As copyright holders lament that their business models are outdated and wholly unsuited to a digital world, the world of P2P marches onward, developing ever new methods to distribute content in ways that evades their best detection capabilities. Paramount Pictures COO Fredrick Huntsberry seems to have acknowledged this fact recently at the Cinema Expo in Amsterdam this past week, telling an audience that Cyberlockers are the new threat, and that “three-strikes” regimes can’t target those that use them.

“Cyberlockers now represent the preferred method by which consumers are enjoying pirated content,” he said.
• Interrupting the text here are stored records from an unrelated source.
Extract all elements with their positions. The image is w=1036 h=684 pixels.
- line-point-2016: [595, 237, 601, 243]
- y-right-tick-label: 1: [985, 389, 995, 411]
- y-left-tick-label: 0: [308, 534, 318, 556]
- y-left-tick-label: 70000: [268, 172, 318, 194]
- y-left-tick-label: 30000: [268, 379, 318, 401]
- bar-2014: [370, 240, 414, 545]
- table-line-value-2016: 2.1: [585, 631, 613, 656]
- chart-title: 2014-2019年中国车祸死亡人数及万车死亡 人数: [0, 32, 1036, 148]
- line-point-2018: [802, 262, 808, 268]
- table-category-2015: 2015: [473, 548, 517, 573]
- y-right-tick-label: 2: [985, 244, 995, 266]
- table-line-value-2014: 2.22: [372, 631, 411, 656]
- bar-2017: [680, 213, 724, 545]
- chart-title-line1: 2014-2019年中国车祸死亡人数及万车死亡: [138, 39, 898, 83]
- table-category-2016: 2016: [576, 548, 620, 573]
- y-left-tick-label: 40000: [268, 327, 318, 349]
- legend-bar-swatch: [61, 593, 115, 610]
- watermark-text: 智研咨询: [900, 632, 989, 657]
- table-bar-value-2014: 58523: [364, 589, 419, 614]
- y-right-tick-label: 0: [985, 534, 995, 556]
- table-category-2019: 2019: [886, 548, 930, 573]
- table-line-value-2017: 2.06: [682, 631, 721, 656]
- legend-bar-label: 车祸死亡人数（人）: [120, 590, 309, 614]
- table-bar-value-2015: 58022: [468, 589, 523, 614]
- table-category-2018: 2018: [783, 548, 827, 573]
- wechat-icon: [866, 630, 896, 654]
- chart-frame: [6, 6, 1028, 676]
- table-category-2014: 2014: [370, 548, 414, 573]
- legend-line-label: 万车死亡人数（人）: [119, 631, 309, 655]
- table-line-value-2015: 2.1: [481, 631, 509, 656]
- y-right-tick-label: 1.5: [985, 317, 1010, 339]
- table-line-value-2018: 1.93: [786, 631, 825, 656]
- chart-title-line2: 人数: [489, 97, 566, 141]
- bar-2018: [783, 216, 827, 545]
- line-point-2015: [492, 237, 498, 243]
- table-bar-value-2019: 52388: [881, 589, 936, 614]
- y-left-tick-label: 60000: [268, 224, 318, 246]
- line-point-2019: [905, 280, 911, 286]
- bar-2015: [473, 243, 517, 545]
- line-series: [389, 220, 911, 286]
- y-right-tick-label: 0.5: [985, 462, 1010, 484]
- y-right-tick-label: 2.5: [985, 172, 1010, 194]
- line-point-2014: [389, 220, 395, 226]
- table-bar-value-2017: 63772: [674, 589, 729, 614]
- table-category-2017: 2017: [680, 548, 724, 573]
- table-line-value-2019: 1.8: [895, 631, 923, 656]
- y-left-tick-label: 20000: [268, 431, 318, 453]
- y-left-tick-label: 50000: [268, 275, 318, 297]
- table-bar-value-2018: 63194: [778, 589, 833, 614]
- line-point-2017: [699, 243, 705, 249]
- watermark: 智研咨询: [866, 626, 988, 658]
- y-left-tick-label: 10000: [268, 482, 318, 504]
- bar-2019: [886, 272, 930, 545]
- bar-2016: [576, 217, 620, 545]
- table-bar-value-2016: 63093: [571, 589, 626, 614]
P2P has always been a constantly evolving creature with the best and brightest always developing new ways to share content with one another. It’s not so much a fascination with “getting stuff for free,” as copyright holders put it, but rather about making stuff available in places and at times that copyright holders either refuse to or charge prices for that make it virtually inaccessible.

Cyberlockers like MegaUpload and the more popular Rapidshare allow users to host copyrighted material until it’s identified by copyright holders who then ask that the links be removed. It’s a game of cat and mouse with the law so far having been on the side of Cyberlockers.

Why? Because as a German court ruled last month, sites like Rapidshare cannot be held liable for the copyright infringement committed by third parties using the service, and that the site itself doesn’t make copyrighted material “publicly available.”

More recently, a US judge refused to grant an injunction against the site using similar reasoning.